Coup de pied de karaté

Simone sous les ronces n’est pas un livre déprimant. Plusieurs surnoms rigolos – allant de « mon petit ouistiti en gougounes » jusqu’à « mon petit chat en pyjama » – sont donnés à la fillette dans l’album.

Des méthodes futées pour combattre les ronces (avec une scie, des coups de pied de karaté, même une hache imaginaires) sont également partagées avec les jeunes lecteurs. « Je voulais que l’anxiété soit dédramatisée, souligne Maude Nepveu-Villeneuve. Ce qui me fait le plus plaisir, c’est que plein de profs l’utilisent en classe. C’est rendu un vocabulaire qu’ils emploient avec leurs élèves.
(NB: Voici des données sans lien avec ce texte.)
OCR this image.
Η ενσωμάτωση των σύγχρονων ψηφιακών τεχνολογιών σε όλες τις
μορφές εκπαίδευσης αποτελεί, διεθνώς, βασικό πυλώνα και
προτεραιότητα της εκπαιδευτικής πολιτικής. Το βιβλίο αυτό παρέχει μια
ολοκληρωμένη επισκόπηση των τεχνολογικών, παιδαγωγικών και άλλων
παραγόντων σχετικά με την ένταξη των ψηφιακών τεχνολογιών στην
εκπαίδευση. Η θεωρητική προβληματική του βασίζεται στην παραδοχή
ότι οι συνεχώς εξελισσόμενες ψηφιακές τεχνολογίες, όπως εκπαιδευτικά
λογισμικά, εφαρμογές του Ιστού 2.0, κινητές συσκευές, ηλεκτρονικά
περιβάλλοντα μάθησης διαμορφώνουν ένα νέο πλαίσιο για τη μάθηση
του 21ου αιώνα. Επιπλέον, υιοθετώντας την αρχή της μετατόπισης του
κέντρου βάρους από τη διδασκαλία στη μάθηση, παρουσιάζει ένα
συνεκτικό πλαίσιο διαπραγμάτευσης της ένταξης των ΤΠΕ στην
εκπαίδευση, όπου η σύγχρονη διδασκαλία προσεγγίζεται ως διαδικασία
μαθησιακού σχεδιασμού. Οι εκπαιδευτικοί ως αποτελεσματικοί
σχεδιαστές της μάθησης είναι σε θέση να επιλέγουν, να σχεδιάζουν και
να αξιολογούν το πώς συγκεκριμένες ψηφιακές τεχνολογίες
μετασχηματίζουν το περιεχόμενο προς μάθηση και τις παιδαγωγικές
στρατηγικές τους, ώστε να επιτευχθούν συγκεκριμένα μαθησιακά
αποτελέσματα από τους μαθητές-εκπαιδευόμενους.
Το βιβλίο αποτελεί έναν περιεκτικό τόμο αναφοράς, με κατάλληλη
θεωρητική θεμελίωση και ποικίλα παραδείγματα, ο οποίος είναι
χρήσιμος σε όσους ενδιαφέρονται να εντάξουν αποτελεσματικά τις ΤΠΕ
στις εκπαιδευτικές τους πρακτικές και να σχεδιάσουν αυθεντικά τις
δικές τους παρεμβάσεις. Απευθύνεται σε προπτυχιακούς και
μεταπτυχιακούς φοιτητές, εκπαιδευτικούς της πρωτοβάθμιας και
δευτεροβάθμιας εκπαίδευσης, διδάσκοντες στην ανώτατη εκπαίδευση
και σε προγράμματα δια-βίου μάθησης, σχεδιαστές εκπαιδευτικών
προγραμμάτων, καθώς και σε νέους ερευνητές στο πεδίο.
Ils disent : “Ça te donne des ronces ?” »

Plus de 17 % des ados touchés

L’anxiété est très présente chez les adolescents : au Québec, 17,2 % des élèves du secondaire souffraient de troubles anxieux confirmés par un médecin en 2016-2017, selon l’Institut de la statistique du Québec. Sa prévalence semble également gagner du terrain aussi chez les plus jeunes.
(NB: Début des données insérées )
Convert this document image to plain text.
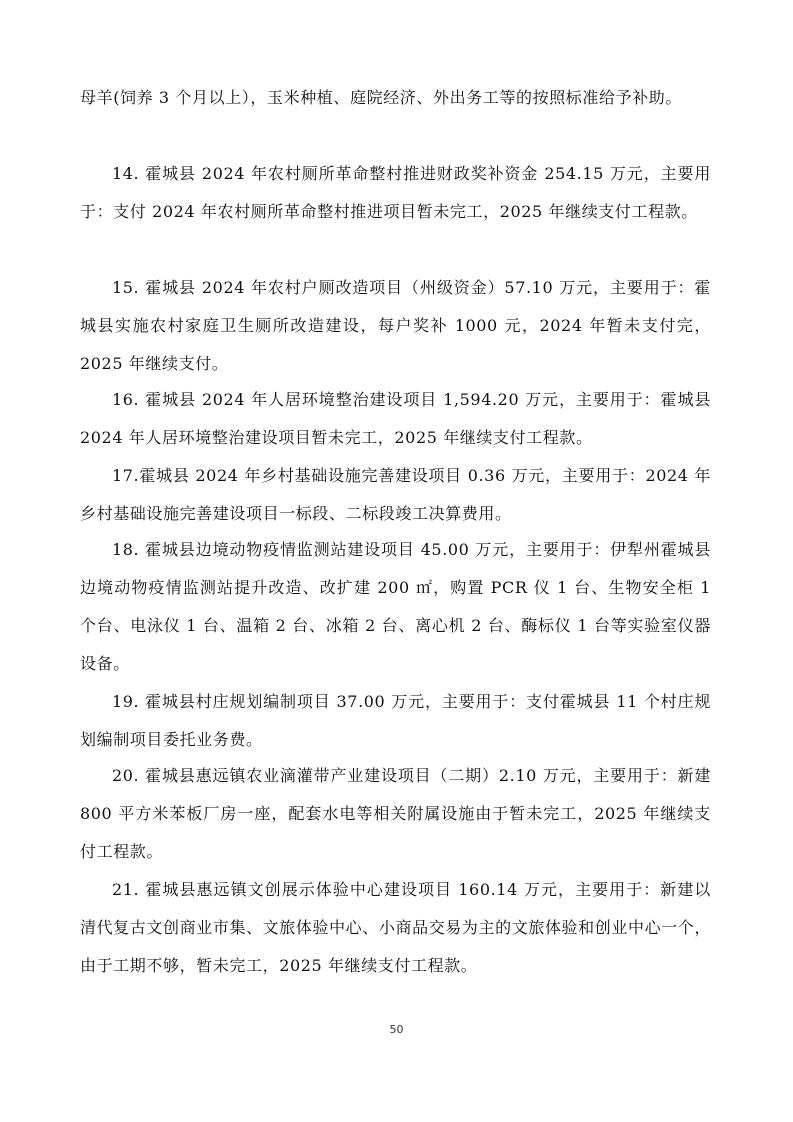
母羊(饲养 3 个月以上），玉米种植、庭院经济、外出务工等的按照标准给予补助。

14. 霍城县 2024 年农村厕所革命整村推进财政奖补资金 254.15 万元，主要用于：支付 2024 年农村厕所革命整村推进项目暂未完工，2025 年继续支付工程款。

15. 霍城县 2024 年农村户厕改造项目（州级资金）57.10 万元，主要用于：霍城县实施农村家庭卫生厕所改造建设，每户奖补 1000 元，2024 年暂未支付完，2025 年继续支付。

16. 霍城县 2024 年人居环境整治建设项目 1,594.20 万元，主要用于：霍城县 2024 年人居环境整治建设项目暂未完工，2025 年继续支付工程款。

17.霍城县 2024 年乡村基础设施完善建设项目 0.36 万元，主要用于：2024 年乡村基础设施完善建设项目一标段、二标段竣工决算费用。

18. 霍城县边境动物疫情监测站建设项目 45.00 万元，主要用于：伊犁州霍城县边境动物疫情监测站提升改造、改扩建 200 ㎡，购置 PCR 仪 1 台、生物安全柜 1 个台、电泳仪 1 台、温箱 2 台、冰箱 2 台、离心机 2 台、酶标仪 1 台等实验室仪器设备。

19. 霍城县村庄规划编制项目 37.00 万元，主要用于：支付霍城县 11 个村庄规划编制项目委托业务费。

20. 霍城县惠远镇农业滴灌带产业建设项目（二期）2.10 万元，主要用于：新建 800 平方米苯板厂房一座，配套水电等相关附属设施由于暂未完工，2025 年继续支付工程款。

21. 霍城县惠远镇文创展示体验中心建设项目 160.14 万元，主要用于：新建以清代复古文创商业市集、文旅体验中心、小商品交易为主的文旅体验和创业中心一个，由于工期不够，暂未完工，2025 年继续支付工程款。

50
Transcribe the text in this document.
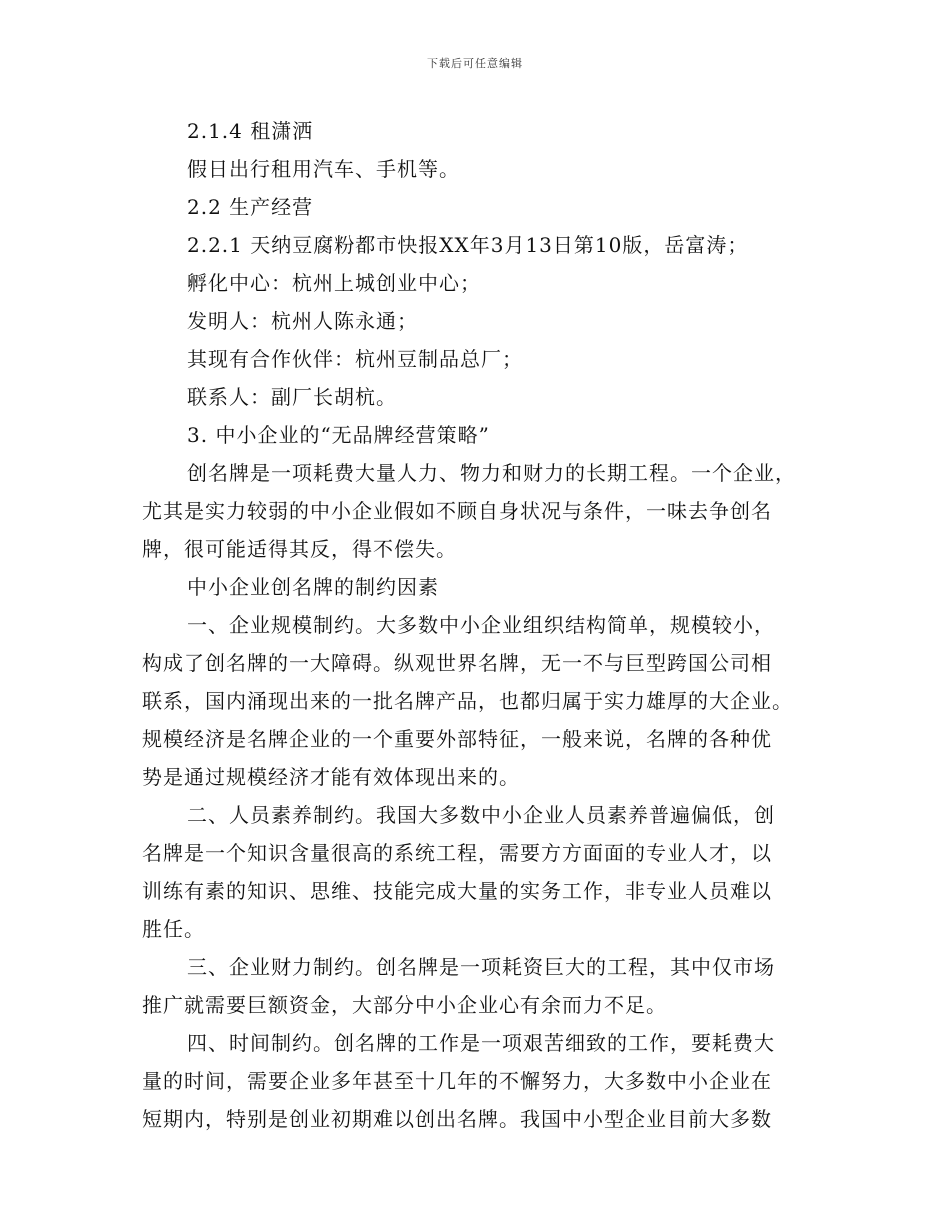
下载后可任意编辑
2.1.4 租潇洒
假日出行租用汽车、手机等。
2.2 生产经营
2.2.1 天纳豆腐粉都市快报XX年3月13日第10版，岳富涛；
孵化中心：杭州上城创业中心；
发明人：杭州人陈永通；
其现有合作伙伴：杭州豆制品总厂；
联系人：副厂长胡杭。
3. 中小企业的“无品牌经营策略”
创名牌是一项耗费大量人力、物力和财力的长期工程。一个企业，
尤其是实力较弱的中小企业假如不顾自身状况与条件，一味去争创名
牌，很可能适得其反，得不偿失。
中小企业创名牌的制约因素
一、企业规模制约。大多数中小企业组织结构简单，规模较小，
构成了创名牌的一大障碍。纵观世界名牌，无一不与巨型跨国公司相
联系，国内涌现出来的一批名牌产品，也都归属于实力雄厚的大企业。
规模经济是名牌企业的一个重要外部特征，一般来说，名牌的各种优
势是通过规模经济才能有效体现出来的。
二、人员素养制约。我国大多数中小企业人员素养普遍偏低，创
名牌是一个知识含量很高的系统工程，需要方方面面的专业人才，以
训练有素的知识、思维、技能完成大量的实务工作，非专业人员难以
胜任。
三、企业财力制约。创名牌是一项耗资巨大的工程，其中仅市场
推广就需要巨额资金，大部分中小企业心有余而力不足。
四、时间制约。创名牌的工作是一项艰苦细致的工作，要耗费大
量的时间，需要企业多年甚至十几年的不懈努力，大多数中小企业在
短期内，特别是创业初期难以创出名牌。我国中小型企业目前大多数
« Quand j’étais enfant, on ne parlait pas d’anxiété tant que ça. Mes parents ont fait de leur mieux pour m’apprendre à sortir de ma coquille et à briser ma gêne. »

— Maude Nepveu-Villeneuve

Pour favoriser son épanouissement, la petite Maude a été inscrite à des cours de théâtre. Ça a porté ses fruits : elle est aujourd’hui professeure de littérature au cégep du Vieux-Montréal, en plus d’être copropriétaire des éditions de Ta Mère et autrice.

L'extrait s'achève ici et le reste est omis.